The number, based on local property brokers’ public information, was nearly 30 per cent higher than at the end of 2021.
The additional second-hand homes put up for sale have exacerbated bearish sentiment in the city’s property market. Worries have been mounting that a major policy shift after President Xi Jinping secured an unprecedented third term as leader of the world’s second-largest economy would eat into rich people’s nest eggs.
Eddy Zhou, a 48-year-old Shanghai resident, said he would dump his home worth more than 10 million yuan (US$1.4 million) as his family plans to emigrate to Portugal.
“A downward trend [in home prices] is taking shape and we will have to close deals as early as possible to avoid a further market downturn,” he said. “More middle class people in Shanghai and China will leave the country in the coming years as they are increasingly worried about prospects for the economy.”
Xi was reelected general secretary of the Communist Party’s Central Committee in mid-October, paving the way for him to implement his “common prosperity” policy which aims to narrow the wealth gap and curb private wealth accumulation.
Another homeowner who asked not to be identified said Beijing may levy a property tax soon, which could cost his family thousands of yuan a year.
Many homeowners with more than one flat will sell at least one in order to dodge the tax, he added.
According to the National Bureau of Statistics, prices of pre-owned homes in Shanghai dropped 0.4 per cent from a month earlier in October, the first time the city’s property prices have posted a month-on-month decline since November 2021.

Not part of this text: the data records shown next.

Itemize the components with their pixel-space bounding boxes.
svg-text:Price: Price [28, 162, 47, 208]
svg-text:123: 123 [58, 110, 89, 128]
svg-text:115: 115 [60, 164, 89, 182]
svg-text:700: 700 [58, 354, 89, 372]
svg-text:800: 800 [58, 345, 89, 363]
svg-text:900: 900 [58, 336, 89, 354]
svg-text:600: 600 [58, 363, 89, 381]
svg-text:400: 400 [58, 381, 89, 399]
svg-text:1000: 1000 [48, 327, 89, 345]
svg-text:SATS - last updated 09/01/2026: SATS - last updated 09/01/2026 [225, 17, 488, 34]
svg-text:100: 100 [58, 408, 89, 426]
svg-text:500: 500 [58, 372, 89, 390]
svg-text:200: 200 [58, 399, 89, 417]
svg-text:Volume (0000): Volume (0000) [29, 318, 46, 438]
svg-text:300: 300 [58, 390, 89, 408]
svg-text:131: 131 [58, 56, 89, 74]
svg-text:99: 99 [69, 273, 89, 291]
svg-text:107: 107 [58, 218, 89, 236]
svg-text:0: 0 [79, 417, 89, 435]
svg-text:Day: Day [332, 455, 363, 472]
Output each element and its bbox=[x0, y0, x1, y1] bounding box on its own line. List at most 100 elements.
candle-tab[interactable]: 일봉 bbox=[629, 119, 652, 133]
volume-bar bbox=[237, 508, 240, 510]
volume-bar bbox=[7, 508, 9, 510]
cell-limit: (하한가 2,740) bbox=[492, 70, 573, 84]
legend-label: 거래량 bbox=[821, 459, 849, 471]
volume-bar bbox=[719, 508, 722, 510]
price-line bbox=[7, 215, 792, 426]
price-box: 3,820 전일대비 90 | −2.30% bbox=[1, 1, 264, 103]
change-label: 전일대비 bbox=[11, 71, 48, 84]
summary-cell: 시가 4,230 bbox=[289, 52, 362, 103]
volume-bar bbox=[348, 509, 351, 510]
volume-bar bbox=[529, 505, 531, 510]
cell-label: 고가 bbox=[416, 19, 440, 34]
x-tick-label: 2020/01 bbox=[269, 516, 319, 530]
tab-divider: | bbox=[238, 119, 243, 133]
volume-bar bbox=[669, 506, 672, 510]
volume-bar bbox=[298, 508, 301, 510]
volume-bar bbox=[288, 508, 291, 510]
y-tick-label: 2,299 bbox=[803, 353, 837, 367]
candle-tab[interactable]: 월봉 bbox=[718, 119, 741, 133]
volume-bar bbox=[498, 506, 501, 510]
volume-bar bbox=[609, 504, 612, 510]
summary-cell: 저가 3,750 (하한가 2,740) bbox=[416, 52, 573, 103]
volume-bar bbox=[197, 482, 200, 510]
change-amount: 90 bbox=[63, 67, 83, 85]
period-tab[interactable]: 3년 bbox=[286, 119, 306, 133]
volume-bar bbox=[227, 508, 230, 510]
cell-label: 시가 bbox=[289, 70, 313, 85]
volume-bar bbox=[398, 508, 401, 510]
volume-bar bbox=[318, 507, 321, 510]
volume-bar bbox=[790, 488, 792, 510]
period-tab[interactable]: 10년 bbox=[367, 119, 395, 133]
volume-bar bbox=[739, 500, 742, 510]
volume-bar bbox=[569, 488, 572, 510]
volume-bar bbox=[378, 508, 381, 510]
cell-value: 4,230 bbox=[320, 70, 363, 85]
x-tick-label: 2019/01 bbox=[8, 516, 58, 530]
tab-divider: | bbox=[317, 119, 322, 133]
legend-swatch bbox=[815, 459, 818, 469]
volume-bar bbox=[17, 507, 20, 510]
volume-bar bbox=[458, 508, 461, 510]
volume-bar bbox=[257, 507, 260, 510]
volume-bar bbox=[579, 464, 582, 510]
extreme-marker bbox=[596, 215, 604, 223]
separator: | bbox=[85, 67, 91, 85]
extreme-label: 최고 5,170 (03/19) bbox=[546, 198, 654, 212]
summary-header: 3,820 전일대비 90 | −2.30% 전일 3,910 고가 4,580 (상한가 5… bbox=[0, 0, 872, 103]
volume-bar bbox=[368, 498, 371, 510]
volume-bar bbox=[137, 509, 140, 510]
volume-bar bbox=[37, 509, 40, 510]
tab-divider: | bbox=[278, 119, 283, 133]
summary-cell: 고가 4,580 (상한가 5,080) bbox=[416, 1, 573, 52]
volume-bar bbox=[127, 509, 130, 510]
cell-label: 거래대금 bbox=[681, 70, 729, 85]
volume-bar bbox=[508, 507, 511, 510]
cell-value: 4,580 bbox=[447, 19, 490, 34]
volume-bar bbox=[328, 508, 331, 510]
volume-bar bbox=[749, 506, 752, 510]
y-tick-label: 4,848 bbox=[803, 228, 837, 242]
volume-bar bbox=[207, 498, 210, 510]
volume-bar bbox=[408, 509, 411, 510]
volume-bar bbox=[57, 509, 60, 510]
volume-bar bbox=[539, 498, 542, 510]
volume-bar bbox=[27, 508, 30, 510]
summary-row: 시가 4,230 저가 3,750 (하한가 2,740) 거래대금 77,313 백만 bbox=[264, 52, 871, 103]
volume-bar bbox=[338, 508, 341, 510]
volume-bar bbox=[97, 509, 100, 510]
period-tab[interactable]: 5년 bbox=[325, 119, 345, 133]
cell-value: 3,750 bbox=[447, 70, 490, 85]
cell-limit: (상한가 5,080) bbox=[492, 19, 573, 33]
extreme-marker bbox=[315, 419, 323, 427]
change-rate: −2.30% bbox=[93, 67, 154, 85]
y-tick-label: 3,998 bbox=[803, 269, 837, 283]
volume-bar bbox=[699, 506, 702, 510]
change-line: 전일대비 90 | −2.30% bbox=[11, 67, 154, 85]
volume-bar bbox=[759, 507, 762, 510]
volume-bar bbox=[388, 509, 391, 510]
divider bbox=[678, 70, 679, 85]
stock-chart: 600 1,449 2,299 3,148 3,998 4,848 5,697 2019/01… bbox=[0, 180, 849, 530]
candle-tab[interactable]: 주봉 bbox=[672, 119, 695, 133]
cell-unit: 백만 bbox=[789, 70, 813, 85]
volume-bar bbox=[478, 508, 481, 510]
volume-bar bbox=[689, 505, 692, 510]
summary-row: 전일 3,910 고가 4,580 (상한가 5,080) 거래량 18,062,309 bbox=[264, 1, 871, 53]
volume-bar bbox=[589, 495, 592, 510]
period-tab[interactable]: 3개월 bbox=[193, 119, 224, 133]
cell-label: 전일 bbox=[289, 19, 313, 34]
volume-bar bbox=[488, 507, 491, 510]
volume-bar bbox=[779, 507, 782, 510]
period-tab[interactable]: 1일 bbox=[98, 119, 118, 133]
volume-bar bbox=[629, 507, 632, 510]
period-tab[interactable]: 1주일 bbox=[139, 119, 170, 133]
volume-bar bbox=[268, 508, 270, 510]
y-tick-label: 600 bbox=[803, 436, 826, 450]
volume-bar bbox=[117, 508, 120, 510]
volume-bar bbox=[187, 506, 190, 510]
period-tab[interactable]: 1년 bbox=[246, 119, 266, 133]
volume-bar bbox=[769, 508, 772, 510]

Local brokers said owners would have to mark down their asking prices by 10 per cent to attract buyers.
Currently, a two-bedroom home in Shanghai’s downtown areas sports a price tag of about 100,000 yuan per square metre.

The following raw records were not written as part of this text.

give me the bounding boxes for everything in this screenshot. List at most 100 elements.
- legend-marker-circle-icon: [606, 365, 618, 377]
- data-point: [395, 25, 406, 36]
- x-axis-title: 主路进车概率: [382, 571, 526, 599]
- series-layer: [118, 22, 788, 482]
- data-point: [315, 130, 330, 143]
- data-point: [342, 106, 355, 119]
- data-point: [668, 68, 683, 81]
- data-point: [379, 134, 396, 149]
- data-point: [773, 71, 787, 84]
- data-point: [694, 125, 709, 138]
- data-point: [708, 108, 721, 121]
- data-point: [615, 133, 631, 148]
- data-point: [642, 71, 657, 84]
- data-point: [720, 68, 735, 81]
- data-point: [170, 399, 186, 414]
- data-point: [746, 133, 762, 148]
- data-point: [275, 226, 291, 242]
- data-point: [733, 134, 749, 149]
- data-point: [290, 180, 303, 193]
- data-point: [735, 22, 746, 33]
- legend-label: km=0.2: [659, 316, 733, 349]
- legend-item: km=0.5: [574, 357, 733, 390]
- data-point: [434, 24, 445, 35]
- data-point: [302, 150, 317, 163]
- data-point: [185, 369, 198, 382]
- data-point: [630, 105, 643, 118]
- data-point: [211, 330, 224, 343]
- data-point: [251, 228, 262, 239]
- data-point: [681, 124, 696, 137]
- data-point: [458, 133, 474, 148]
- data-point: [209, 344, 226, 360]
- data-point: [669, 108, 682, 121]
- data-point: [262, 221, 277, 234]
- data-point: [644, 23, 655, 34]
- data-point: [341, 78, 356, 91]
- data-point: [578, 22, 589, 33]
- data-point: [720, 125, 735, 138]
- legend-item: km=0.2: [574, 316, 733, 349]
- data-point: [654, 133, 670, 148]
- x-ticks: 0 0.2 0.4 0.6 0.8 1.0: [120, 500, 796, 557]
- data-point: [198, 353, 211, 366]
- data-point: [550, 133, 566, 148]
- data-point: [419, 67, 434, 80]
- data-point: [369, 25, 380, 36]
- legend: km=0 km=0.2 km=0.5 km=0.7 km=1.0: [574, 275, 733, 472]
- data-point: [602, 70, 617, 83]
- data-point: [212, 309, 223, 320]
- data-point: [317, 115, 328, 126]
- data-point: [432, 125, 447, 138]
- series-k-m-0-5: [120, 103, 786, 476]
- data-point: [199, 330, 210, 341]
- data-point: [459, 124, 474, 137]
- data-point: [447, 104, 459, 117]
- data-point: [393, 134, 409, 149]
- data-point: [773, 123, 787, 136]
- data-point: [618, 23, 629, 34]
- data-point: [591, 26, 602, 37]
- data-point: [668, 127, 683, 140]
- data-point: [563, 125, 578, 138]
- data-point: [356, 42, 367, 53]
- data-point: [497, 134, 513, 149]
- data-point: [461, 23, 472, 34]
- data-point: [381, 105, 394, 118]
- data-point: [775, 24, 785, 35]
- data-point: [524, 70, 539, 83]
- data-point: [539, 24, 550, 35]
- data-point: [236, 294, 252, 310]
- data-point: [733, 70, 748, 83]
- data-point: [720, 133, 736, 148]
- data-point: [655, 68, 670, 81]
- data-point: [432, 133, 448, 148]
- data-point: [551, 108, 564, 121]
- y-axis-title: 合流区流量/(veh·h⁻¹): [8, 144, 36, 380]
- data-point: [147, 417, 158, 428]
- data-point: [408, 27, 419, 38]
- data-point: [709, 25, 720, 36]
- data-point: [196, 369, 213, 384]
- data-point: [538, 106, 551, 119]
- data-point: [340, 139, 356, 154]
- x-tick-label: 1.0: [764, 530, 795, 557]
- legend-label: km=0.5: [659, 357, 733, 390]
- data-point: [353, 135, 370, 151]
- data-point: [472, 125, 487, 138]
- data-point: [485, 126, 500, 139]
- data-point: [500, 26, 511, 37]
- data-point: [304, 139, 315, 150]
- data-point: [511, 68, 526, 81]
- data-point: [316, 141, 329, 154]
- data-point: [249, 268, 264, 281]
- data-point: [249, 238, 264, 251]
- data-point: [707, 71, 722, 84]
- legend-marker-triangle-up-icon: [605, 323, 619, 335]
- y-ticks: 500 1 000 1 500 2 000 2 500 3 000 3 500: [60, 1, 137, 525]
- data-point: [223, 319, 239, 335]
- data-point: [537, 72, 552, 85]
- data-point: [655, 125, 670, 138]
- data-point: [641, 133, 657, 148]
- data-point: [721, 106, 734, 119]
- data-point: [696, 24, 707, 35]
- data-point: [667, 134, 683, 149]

House prices in Shanghai have surged since the late 1990s, spurred by the city’s booming economy and inflow of professionals.
The market remained stable even after the mainland’s commercial and financial hub emerged from a two-month citywide Covid-19 lockdown on June 1.
But since September, landlords have had to offer a 5 to 10 per cent discount to lure buyers, according to You Liangzhou, who owns Baonuo, a property agency in Shanghai.
Sam Xie, head of research at CBRE China, said a relaxed zero-Covid policy could eventually put a floor under the city’s falling housing and home rental market.
“Foreign company executives and businesspeople will eventually return,” he said. “Buying interest [in second-hand homes] and home rental demand will recover by then.”